The gathering clouds did not prove simply a seasonable warning. A
great icy blast swept up the valley, driving a broad belt of stinging
dust before it, and the bivouac was smitten through and through by a
South African dust-storm. Five minutes of fierce gale, with lightning
that momentarily dispelled the night, then a pause--the herald of
coming rain. A few great ice-cold drops smote like hail on the
tarpaulin shelter that served headquarters for a mess-tent. Then
followed five minutes of a deluge such as you in England cannot
conceive. A deluge against which the stoutest oil-skin is as
blotting-paper. A rain which seems also to entice fountains from the
earth beneath you. In ten minutes all is over. The stars are again
demurely winking above you, and all that you know of the storm is that
you see the vast diminishing cloud, revealed in the west by the fading
lightning-flashes, and that you have not a dry possession either in
your kit or on your person.

"Not much fear of sleeping sentries to-night," said the chief of the
staff as we cowered round a fire under the waggon-sail.

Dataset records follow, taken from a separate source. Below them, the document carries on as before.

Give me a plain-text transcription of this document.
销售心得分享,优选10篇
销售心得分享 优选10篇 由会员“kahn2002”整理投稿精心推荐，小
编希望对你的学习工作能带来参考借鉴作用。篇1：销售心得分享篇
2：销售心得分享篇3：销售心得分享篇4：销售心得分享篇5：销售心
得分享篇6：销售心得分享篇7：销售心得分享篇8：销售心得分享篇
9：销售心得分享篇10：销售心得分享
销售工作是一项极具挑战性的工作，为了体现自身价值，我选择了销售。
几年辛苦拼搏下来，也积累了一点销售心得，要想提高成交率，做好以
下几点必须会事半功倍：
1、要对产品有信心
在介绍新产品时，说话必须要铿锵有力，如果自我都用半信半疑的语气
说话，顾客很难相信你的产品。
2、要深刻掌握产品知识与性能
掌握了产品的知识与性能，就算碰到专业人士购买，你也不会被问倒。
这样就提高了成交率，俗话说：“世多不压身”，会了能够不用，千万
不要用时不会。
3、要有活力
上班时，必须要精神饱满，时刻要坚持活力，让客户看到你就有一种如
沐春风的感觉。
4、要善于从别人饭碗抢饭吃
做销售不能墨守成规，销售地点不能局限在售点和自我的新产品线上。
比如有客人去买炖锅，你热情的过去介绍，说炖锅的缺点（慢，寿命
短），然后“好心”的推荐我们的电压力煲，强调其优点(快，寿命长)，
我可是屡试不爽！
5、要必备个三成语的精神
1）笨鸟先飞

"No; and it is just as well: it is on these sleepless nights that
'brother'[16] is fond of showing himself," answered the brigadier. "I
don't like all these Free Staters about. They may be able to stir up
the new crop of rebels into doing something desperate. Raw guerillas,
with a leaven of hard-bitten cases, are always a source of danger. But
I think that we worked our own salvation in the skirmish this morning.
They would hardly believe that we should have such a small force with
so many guns. No; our luck was in to-day, when they discovered us
instead of Twine's squadron. We shall make something out of the 20th.
They are the right stuff: that squadron went for that rise to-day in
splendid style. The Boer cannot stand galloping. I may be a
crank--they believe that I am one at Pretoria--but I am convinced that
I have discovered the true Mounted Infantry formation for the sort of
fighting that we are now experiencing out here. If you find your enemy
in any position that you can gallop over, without riding your horse to
a standstill, go for him in extended order. You will get more results
from an enterprise of this kind than from a week of artillery and
dismounted attack. I hear that D. claims to have originated this
formation. Why, I was practising it with my fellows in Natal before
D. was born, or rather when he was an infant in the knowledge of war.
I am as convinced that I am right as I am that the rifle is the
cavalry-man's arm. It is not for shock tactics that you require to
mount men nowadays: the use of a horse is to get into the best
fire-position in the shortest possible time. The battles of the future
will be decided by rifles and machine-guns, not by lance and sabre.
There's heresy for you; but it's my honest conviction!"